Sunday, October 17, 2010

Two Things She Can't Do

Mommy, when I grow up, I want to be a mommy just like you but I want five babies."

Are there any other words that can cause a mother to both feel very proud, very humbled and very scared all at the same time? I feel honored that from Sophie's point of view I'm a good enough example of what a mommy is that she would want to be one herself.

Another thought that races through my mind is one that embarrasses me and that I chase away as quick as I can. It runs along the lines of, "But don't you want to be something more than that; like a doctor or a scientist?" Isn't that horrible. Being a mother is my primary responsibility. I don't believe that it's a "lesser" occupation at all. In fact, I work harder now than I ever did out in the "work force" as a project manager.

Lately, however, another thought goes through my mind. It's comes as a result of a situation that happened to some friends of ours. Their son got in some trouble that involved the police and could go to court. This comes on the heels of their second son, a college student, who has several DUIs under his belt right now.

Why I bring that up is that there are two jobs that my daughter and I can't ever aspire to, even if we wanted to. The first is President of the United States. I was born in France and she in Armenia. Because of our international birth we're automatically rejected as potential presidents (thank goodness). The second thing that we'll never be able to do is be elders in our church because we're women. Our church has decided that in this one instance, the words "man" and "husband" used in 1 Timothy 3 should be taken literally and globally, thereby excluding women.

At this point, because our church is amazing in so many other areas, I'm able to deal with mismatch in theology beliefs and move forward. As long as no one tries to teach our daughter that this is absolute truth, we won't have an issue. However, where I do have problems now, is that the father of the two boys who have now both been in trouble with the law is an elder at our church. In the same passage in 1 Timothy, Paul teaches, "one who rules his own house well, having his children in submission with all reverence (for if a man does not know how to rule his own house, how can he take care of the church of God?)."

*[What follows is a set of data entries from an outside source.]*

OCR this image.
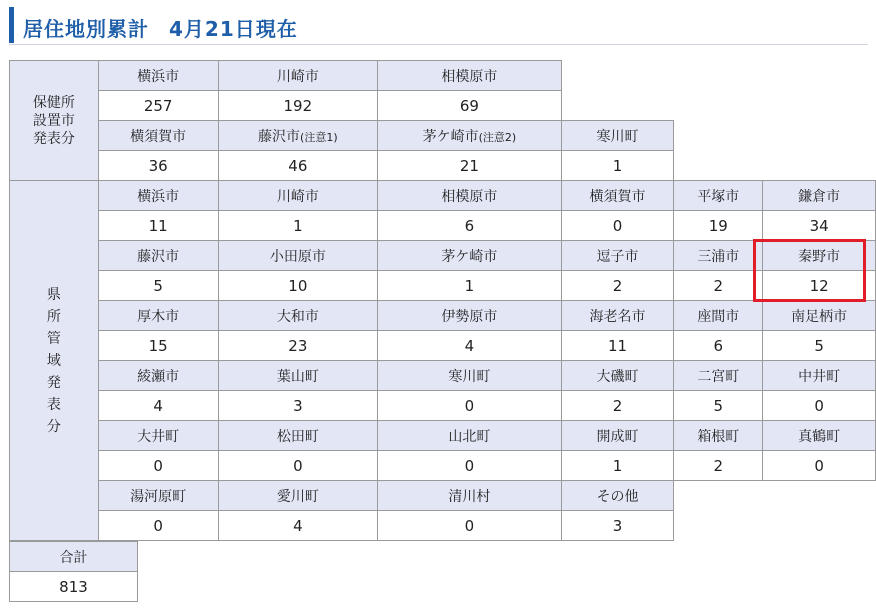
居住地別累計 4月21日現在
保健所
設置市
発表分	横浜市	川崎市	相模原市			
	257	192	69			
	横須賀市	藤沢市(注意1)	茅ケ崎市(注意2)	寒川町		
	36	46	21	1		
県所管域発表分	横浜市	川崎市	相模原市	横須賀市	平塚市	鎌倉市
	11	1	6	0	19	34
	藤沢市	小田原市	茅ケ崎市	逗子市	三浦市	秦野市
	5	10	1	2	2	12
	厚木市	大和市	伊勢原市	海老名市	座間市	南足柄市
	15	23	4	11	6	5
	綾瀬市	葉山町	寒川町	大磯町	二宮町	中井町
	4	3	0	2	5	0
	大井町	松田町	山北町	開成町	箱根町	真鶴町
	0	0	0	1	2	0
	湯河原町	愛川町	清川村	その他		
	0	4	0	3		
合計
813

How do I explain to my daughter that our church has decided to pick and choose which rules for eldership are literal and which are ok to ignore? How do I explain to her that while our reason for not being allowed certain areas of leadership is centered around something we have no control over those that are controllable but not followed can be ignored? Or that even though we are equal image-bearers and may have been given the gift of leadership or teaching, because of this one uncontrollable item and men's Bible interpretation, we're being told our gifts and equal image-bearing don't matter?

Unfortunately, this isn't the only instance where these "rules" of eldership have smacked me in the face. The last church we belonged to had an elder whose son was caught flushing another child's head down the toilet. One of the elders was a single man (no wife, no children).

I grew up in a church where the lead elder was a woman. Since the elders were the pastor's accountability, in essence, the head shed of this 13,000 member church was female. She was and is incredible. She walked with God, had humility, wisdom, strength and compassion. I want my daughter to know women like that; Women who are allowed to use ALL their gifts in the church, whether it be the gift of serving to wash a toilet or the gift of leadership or teaching, which still enables them to wash a toilet when needed.

I want my daughter to be a mommy if she gets the opportunity. There's no greater joy or responsibility. I pray that she will be a part of a church where she is allowed to use the gifts that God is already building inside her. I also pray that she never wants to be president.